The Frédéric Chopin Annik LaFarge presents here is not the melancholy, sickly, romantic figure so often portrayed. The artist she discovered is, instead, a purely independent spirit: an innovator who created a new musical language, an autodidact who became a spiritually generous, trailblazing teacher, a stalwart patriot during a time of revolution and exile.
... more than an exploration of a famous piece of music. It's a wonderfully smart, fascinating look at Chopin's life and times ... There are, of course, already several biographies of Chopin out in the world. LaFarge's slim book—only 160 pages—stands out because it's a hybrid work—biography and journalism—with utterly lovely, vivid descriptions of Chopin's music.

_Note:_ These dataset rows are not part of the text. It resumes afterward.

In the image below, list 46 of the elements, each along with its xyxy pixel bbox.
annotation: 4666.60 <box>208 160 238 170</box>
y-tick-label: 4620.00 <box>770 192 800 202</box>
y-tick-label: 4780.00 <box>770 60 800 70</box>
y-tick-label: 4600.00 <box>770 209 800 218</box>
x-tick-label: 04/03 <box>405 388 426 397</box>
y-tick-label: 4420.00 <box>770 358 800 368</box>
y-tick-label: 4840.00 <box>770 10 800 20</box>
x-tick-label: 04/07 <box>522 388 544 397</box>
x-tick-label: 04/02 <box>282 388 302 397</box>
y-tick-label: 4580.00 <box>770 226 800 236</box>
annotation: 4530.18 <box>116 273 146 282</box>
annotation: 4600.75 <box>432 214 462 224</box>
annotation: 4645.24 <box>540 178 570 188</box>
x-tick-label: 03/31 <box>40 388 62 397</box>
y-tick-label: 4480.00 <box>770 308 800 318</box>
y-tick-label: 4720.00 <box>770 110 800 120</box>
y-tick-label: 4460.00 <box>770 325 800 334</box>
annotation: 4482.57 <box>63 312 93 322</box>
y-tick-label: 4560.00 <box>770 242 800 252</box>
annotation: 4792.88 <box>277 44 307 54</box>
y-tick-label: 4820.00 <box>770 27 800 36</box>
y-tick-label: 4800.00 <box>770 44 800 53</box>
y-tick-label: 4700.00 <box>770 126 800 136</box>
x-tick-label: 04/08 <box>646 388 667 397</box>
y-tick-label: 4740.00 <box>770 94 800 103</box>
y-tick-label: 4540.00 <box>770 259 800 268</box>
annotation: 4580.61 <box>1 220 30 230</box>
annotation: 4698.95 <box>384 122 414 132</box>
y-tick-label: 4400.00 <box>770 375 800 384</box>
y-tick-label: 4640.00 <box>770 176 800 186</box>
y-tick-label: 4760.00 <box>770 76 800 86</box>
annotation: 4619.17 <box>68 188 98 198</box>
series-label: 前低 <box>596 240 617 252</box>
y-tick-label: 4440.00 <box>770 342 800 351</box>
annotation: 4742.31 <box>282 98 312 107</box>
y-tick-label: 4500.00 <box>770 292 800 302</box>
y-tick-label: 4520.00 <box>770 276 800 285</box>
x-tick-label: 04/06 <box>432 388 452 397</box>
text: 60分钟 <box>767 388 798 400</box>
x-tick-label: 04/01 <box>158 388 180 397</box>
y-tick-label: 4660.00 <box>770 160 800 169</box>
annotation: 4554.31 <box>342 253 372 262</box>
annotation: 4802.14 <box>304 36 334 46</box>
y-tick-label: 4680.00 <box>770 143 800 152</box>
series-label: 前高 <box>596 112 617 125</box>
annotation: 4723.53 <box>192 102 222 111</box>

It's all the more compelling because LaFarge looks carefully at the circumstances that made the composition of Opus 35 possible ... The 19th century history in this book is seamlessly interwoven with the journalism exploring Chopin's sound and message. LaFarge moves between the past and present seemingly without effort ... In her book, [LaFarge] doesn't attempt to rescue Chopin from this reputation, but her precise description and thoughtful analysis of Opus 35 somehow do that job ... If only all the great composers could be reintroduced to us in this fashion.
... charming and loving ... For a book about death, it’s bursting with life and lively research. LaFarge writes passionately about Bach’s influence on Chopin, and the virtues of listening to period pianos to know what Chopin heard and imagined ... only a partial biography, with much of its focus falling on the odd celebrity couple of Chopin and George Sand: tubercular composer, gender-bending author ... It’s hard to argue with such a personal interpretation, and I love the word 'smuggled,' but there are other ways to read this contrast. It’s not so much what Chopin does, as what he doesn’t do. Chopin was an incomparable crafter of transitions, and he loved asymmetry, but his Funeral March has almost no transitions, and heaves back and forth in symmetrical twos and fours. The form is static and ritualized. The minor march and its major antidote stare at each other across section breaks, socially distanced, unable to interlace ... This book took me into many unexpected corners — often I wished LaFarge had taken more time to explore the nooks she uncovered. I especially wish she had spent more time on the march’s sequel, the last section of the grand sonata, an epilogue to a funeral.
[LaFarge's] loving pursuit of the man behind such music is an intriguing collage of people, places, relationships, instruments, and national struggles ... well worth reading. It is instructive, engaging, and sincere. It would be a shame, though, to take the book’s central question about Chopin to have been answered. It is not.